Breaking down how SLAs work - jcmings/sn GitHub Wiki

SLAs, or Service Level Agreements, are a critical measurement of response and resolution duration. SLAs are used by organizations to measure performance and understand how efficiently teams are working. While troubleshooting a few SLAs the other day, I came across a few helpful knowledge articles posted on ServiceNow's KB. If you're interested in learning more after reading my post, I'd recommend checking them out:

How SLAs actually work

SLAs are designed to be an evaluation of the business time it takes to get something done. A SLA could measure the Response time (the time it takes for a case to be acknowledged) or the Resolution time (the time it takes to close out a case). These are referred to as the Target for the SLA.

We know when to start the timer by establishing a Start condition, and we know when to end the timer by establishing a Stop condition. If we want, we can also set up a Pause condition, as well as a Reset condition and/or Cancel condition. We'll dive into this and an example in the next section.

When the timer has counted up to the Duration that we've established for the SLA, it is considered Breached. This is an indication that our team did not work fast enough to get-that-something-done. Insights like this are important for leadership as they indicate what service gaps need to be filled. Ultimately, the goal is to have as few breaches as possible.

Diving in: Setting up SLAs for the first time

To get started with setting up your first SLA, head over to Service Level Management > SLA > SLA Definitions. For our example, we'll be configuring a Response SLA and lightly detailing a Resolution SLA. For our Response SLA, we'll assess how long it takes for a New P1 Incident to enter an In Progress state. (Please note that I am not in the Global scope for any particular reason; I just happened to be in it when writing this post. I would encourage you to use whatever scope is relevant to you.)

So to start, we'll punch in a few of the defining details: image

  • Setting a clear, descriptive Name
  • Choosing a Target type of Response
  • Selecting our Table, Incident [incident]
  • Setting our Duration to 1 hour; we want P1 incidents acknowledged quickly
  • Setting our Schedule as 8-5 weekdays excluding holidays
  • Leaving other fields in their default values

I want to take a moment to call out the Schedule that we set here -- 8-5 weekdays excluding holidays. It's important to note that our SLAs measure time based on our schedule; thus, in this case, the maximum time a SLA will measure in one day is 9 hours. If we set our schedule to 24 x 7, the timer would run outside of our fulfillers' working hours. Since we're excluding holidays, our timer won't run on days like Christmas or New Years. If we need to customize what days we consider holidays -- for example, say your organization has every other Wednesday off -- we can customize the Schedule we're following. If we open our Schedule reference record, in the Child Schedules related list, we can modify what we consider a holiday. By default, we're using U.S. Holidays, but we can add or remove dates as needed.

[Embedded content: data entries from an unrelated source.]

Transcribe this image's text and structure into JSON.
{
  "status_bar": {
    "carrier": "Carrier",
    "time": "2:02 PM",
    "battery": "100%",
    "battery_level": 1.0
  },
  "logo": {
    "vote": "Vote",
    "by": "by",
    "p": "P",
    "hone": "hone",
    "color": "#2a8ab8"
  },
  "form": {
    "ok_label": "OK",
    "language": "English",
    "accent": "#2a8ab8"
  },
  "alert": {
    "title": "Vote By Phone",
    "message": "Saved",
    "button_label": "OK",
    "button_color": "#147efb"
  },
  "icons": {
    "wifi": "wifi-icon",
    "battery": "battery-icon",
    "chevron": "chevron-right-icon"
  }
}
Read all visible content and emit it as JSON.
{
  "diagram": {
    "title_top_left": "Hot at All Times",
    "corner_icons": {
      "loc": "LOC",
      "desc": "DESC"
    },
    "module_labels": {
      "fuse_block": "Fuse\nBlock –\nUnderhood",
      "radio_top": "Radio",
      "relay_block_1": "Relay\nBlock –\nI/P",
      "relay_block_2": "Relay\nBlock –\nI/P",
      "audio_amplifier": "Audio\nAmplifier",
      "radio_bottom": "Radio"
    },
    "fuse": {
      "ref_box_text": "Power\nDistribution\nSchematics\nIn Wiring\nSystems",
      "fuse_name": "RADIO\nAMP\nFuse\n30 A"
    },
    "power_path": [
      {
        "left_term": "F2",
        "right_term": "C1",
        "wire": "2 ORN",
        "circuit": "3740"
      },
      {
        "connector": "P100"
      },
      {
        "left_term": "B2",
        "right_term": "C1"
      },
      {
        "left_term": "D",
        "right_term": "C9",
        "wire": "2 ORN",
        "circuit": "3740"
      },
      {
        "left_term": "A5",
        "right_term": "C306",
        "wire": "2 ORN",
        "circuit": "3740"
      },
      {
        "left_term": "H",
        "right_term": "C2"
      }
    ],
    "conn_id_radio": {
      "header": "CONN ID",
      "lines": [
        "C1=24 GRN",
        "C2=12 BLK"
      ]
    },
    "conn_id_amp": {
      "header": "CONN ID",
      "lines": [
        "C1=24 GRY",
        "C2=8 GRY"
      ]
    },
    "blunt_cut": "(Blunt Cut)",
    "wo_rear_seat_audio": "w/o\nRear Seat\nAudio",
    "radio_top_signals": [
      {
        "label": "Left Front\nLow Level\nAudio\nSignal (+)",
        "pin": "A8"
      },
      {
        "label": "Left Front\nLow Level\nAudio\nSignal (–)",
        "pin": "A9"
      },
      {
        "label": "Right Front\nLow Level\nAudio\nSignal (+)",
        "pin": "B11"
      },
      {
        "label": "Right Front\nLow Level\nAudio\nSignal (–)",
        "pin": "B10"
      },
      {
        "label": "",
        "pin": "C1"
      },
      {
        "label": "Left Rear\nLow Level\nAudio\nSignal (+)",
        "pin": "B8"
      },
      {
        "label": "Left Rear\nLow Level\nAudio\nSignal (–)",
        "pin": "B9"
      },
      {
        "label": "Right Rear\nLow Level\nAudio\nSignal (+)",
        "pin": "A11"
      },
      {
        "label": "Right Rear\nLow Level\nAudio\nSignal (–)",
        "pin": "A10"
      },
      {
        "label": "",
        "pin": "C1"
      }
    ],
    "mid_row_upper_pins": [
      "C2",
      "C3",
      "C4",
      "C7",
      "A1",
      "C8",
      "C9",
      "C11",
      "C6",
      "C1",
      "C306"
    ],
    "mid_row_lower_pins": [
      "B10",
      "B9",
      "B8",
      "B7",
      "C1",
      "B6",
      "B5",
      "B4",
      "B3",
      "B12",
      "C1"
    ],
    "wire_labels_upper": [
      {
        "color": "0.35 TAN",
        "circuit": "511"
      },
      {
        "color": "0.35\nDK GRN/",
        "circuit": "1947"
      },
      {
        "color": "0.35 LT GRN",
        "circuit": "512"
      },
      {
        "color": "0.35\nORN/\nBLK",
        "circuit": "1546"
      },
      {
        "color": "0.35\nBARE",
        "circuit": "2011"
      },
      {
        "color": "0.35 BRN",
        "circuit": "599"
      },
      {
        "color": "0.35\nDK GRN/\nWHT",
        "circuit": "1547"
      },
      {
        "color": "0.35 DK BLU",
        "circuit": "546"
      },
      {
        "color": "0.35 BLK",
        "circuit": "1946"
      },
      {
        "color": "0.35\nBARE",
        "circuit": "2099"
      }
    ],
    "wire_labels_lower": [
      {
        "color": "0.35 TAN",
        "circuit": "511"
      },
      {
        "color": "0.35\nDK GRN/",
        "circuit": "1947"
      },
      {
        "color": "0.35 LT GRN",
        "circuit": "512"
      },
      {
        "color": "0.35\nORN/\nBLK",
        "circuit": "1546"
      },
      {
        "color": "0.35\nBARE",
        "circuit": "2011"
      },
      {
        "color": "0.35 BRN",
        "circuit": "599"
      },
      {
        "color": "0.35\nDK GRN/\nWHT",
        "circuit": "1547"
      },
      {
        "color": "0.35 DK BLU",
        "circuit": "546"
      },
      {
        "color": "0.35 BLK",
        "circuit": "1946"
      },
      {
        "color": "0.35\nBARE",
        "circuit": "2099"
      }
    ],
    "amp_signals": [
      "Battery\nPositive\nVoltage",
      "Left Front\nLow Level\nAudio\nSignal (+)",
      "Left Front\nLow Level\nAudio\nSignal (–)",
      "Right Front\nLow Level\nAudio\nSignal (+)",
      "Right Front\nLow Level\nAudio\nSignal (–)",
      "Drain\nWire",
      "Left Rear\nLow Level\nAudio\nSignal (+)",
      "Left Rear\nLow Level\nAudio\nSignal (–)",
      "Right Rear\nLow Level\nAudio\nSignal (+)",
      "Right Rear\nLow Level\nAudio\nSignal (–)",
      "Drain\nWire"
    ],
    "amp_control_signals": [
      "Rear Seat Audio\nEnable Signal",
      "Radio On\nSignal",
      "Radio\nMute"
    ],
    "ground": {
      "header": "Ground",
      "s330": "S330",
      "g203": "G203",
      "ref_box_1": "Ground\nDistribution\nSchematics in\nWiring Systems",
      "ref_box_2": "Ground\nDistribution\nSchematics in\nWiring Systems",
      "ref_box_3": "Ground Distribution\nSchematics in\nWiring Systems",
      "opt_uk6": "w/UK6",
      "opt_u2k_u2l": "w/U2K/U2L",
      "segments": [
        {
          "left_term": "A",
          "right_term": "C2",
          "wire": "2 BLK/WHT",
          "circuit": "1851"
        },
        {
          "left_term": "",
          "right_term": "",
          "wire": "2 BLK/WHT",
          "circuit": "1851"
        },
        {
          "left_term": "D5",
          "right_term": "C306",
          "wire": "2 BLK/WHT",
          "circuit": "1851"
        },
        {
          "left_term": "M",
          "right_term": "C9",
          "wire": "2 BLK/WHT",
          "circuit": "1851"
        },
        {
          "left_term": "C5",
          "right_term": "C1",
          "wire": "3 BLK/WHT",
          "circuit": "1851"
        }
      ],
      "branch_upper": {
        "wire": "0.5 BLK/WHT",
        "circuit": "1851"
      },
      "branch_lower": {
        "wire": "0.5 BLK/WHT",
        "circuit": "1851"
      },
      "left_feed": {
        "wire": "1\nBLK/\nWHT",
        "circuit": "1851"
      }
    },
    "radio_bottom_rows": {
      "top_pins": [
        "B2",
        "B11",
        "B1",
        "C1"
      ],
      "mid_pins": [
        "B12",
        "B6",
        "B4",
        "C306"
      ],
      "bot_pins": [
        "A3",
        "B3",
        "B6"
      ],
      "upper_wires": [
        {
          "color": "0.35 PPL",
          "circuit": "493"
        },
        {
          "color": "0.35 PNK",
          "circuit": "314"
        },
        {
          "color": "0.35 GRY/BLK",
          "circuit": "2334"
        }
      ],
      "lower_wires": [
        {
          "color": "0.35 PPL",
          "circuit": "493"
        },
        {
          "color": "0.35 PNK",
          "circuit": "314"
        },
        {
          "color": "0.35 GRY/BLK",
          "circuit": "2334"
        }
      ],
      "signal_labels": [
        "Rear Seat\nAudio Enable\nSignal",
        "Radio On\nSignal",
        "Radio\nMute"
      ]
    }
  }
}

Back to the topic at hand -- now that we've set up the defining details, we can jump into our triggers.

Start condition (and Cancel condition)

image

We want our SLA timer to start when a P1 (Priority 1 - Critical) case is created. Since new cases are in the New state, we'll include that as a condition as well. With these conditions, the system knows to start the timer when a new P1 incident is created.

We also are noting our Cancel condition in this tab -- if the case is Canceled, we don't need to keep monitoring the response time.

Stop condition

image

Simply put, we want to stop our timer when our case moves into an In Progress state. Since our Target measurement is Response and not Resolution, we're content with this condition. Were it a Resolution SLA, we'd probably want to set the condition to look for a Completed state.

Pause condition

image

If for some reason our case gets put On Hold before it moves into an In Progress state, we'll pause our timer. This could potentially happen if details are missing, and we don't want to start our next SLA (Resolution) timer yet.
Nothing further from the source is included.